Die zweiteilige Geschichte erzählt von einem jungen Ritter, den vor seinem vierundzwanzigsten Geburtstag ein Spiritus familiaris (das ‚Petermännchen‘) besucht. Obwohl es zuerst als ein gutmütiger Geist wirkt, erweckt es in dem Ritter Rudolph eine unkontrollierbare Sehnsucht nach Frauen und treibt ihn unauffällig dazu an, viele schreckliche Taten zu begehen. Der Geist steht immer zur Hilfe, indem er Rudolfs Forderungen erfüllt und ihm manche magischen Gegenstände zur Verfügung stellt. Da das Petermännchen zu seinen Lebzeiten einen Pakt mit Beelzebub abgeschlossen hat, muss es nun dem Herrn der Finsternis dienen: Es geht nämlich um einen Familienfluch, der Peter dazu verpflichtet, seine männlichen Nachkommen zur Sünde zu verführen. Dies führt bei Rudolph dazu, dass er selbst einen Teufelspakt abschließt, was für ihn im Endeffekt jedoch einen großen moralischen Niedergang bedeutet (er begeht Morde, vergewaltigt, führt eine inzestuöse Beziehung mit seiner eigenen Tochter usw.). Dieser (erste) Pakt wird noch durch die göttliche Macht (bzw. durch einen Eingriff eines Priesters) aufgelöst. Es scheint, dass Rudolph gerettet und von dem Fluch befreit wird. Er ist jedoch kein Held mit starkem Willen und nach kurzer Zeit schließt er einen zweiten Pakt ab. Nun führt er zwar ein relativ stilles und zufriedenes Leben, sein Glück dauert jedoch nicht lange, denn Beelzebub sucht ihn auf seiner Burg auf, gemeinsam mit einer ‚Armee‘ der Rächer-Teufel, die Rudolph auf gruselige Weise töten.

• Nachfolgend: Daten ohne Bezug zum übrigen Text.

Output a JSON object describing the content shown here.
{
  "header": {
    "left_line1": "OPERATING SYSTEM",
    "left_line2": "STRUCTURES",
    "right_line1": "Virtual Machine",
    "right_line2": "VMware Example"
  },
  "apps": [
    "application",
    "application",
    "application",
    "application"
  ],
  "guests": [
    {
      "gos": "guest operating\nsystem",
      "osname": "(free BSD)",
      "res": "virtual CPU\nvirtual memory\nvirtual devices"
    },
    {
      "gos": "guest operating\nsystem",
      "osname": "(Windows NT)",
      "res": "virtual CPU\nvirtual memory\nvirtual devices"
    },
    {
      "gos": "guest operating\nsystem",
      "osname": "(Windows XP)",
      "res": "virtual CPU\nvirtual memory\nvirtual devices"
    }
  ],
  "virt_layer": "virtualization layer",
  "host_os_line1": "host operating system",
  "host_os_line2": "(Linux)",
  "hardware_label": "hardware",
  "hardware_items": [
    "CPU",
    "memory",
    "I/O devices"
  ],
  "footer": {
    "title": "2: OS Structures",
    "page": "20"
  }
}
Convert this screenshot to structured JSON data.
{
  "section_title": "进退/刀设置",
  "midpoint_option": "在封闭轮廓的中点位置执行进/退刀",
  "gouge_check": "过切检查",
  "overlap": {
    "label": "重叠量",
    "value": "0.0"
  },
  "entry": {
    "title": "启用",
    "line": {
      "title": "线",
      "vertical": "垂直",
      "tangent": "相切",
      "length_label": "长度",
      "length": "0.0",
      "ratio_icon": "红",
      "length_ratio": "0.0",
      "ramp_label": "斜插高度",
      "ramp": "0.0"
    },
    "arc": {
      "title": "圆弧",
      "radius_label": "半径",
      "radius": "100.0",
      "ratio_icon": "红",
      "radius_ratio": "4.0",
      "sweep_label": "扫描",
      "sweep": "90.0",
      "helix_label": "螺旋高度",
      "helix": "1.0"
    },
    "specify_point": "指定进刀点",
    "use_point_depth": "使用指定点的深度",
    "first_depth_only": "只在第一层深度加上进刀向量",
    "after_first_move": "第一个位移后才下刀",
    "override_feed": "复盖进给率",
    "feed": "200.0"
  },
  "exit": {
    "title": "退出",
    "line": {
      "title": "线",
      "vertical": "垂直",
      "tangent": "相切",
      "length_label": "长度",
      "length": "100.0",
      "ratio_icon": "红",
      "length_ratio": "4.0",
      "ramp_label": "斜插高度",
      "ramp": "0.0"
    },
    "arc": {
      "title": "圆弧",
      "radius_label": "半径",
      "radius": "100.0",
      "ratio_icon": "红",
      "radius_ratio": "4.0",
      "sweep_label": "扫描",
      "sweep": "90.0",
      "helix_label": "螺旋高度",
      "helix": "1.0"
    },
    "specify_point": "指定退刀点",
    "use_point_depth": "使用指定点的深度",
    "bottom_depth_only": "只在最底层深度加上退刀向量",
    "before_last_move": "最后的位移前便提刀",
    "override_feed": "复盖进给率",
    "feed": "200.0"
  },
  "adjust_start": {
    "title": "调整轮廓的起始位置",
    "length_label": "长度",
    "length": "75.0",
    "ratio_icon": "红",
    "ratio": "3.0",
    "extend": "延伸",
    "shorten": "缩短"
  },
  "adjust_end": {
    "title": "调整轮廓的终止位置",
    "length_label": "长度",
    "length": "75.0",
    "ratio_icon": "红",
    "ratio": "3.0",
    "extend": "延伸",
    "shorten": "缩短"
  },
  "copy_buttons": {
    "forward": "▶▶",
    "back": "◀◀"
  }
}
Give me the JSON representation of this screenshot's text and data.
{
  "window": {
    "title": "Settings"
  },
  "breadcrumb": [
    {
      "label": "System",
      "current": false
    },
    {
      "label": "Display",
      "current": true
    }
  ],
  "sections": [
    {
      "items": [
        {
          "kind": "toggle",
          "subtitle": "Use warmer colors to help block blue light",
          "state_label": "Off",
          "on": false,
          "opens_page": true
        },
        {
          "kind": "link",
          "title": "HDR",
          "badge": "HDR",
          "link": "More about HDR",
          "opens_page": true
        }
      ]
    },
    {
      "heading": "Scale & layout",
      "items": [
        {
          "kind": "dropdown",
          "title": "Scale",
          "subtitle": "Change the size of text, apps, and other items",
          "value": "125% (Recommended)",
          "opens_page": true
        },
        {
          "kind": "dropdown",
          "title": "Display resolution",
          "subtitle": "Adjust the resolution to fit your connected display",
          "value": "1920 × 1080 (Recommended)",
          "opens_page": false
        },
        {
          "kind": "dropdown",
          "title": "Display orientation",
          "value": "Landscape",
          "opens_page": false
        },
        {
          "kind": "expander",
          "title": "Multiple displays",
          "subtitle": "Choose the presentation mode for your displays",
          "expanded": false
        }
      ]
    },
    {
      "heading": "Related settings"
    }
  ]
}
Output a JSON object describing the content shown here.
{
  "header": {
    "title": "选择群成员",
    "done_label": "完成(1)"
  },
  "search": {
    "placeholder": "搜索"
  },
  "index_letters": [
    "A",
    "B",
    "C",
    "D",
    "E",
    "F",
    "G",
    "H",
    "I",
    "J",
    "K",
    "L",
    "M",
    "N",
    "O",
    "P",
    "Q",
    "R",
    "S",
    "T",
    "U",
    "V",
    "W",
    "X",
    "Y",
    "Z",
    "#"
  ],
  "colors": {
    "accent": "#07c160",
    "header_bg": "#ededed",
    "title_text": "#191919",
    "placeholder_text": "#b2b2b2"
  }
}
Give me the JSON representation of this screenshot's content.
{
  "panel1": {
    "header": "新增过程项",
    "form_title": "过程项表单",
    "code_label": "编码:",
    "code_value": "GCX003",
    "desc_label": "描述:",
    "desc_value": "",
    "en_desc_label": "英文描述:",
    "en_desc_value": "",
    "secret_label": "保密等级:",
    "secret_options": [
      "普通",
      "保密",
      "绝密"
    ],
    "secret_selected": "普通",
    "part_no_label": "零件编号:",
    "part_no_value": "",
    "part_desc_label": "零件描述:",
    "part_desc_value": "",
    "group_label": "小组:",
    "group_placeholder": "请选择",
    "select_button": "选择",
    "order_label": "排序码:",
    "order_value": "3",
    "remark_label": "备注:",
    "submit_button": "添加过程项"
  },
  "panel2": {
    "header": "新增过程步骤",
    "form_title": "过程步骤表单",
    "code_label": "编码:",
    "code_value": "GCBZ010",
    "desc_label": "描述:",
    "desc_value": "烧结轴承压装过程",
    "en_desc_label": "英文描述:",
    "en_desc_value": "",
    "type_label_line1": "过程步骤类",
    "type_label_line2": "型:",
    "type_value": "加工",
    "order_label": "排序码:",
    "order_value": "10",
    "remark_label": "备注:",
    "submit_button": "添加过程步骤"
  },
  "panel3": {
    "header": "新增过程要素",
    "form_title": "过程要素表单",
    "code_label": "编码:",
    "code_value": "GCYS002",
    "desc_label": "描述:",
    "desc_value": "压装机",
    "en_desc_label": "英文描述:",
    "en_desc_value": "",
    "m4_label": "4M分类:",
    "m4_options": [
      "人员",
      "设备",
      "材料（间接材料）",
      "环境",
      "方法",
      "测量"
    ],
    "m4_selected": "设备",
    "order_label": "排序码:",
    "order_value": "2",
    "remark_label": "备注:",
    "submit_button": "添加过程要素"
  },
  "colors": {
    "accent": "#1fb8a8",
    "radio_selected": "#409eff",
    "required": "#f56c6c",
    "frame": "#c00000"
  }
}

Der Teufel bzw. Beelzebub ist bei Spieß bereits durch ‚moderne‘ Züge gekennzeichnet. Sein teuflischer ‚Kern‘ wird durch prachtvolle Kleidung und höfliches Benehmen maskiert – es sind keine Hörner, kein Schwanz, kein Huf zu sehen. Diese Darstellung der Figur weist bereits auf die zukünftige goethesche und (spät)romantische Darstellungsweise hin, bei der der Teufel meistens als ein vornehmer Mann auftritt, was ihn zu einer ambivalenten Figur macht (siehe auch Kapitel 5.5.). Spieß’ Beelzebub ist demnach im Grunde genommen einerseits ein Vorläufer Mephistos in Goethes Faust I und Faust II, andererseits sein ‚Zeitgenosse‘ im Urfaust, welcher in einer vollständigen Fassung im Jahre 1790 veröffentlicht wurde, in seinen einzelnen Teilen jedoch bereits früher bekannt war (beispielsweise durch Goethes öffentliche Vorlesung). In der Geschichte vom Petermännchen ist jedenfalls der moderne Teufel hervorzuheben: Als ‚zivilisierte‘, an sich ehrliche, gerechte, jedoch irgendwie neutrale Figur kontrastiert er mit dem wilden und triebhaften Menschen, der sich ständig entscheidet, um für sich selbst das momentan Beste (d. h. die Befriedigung der Begierde) in der jeweiligen Situation zu gewinnen.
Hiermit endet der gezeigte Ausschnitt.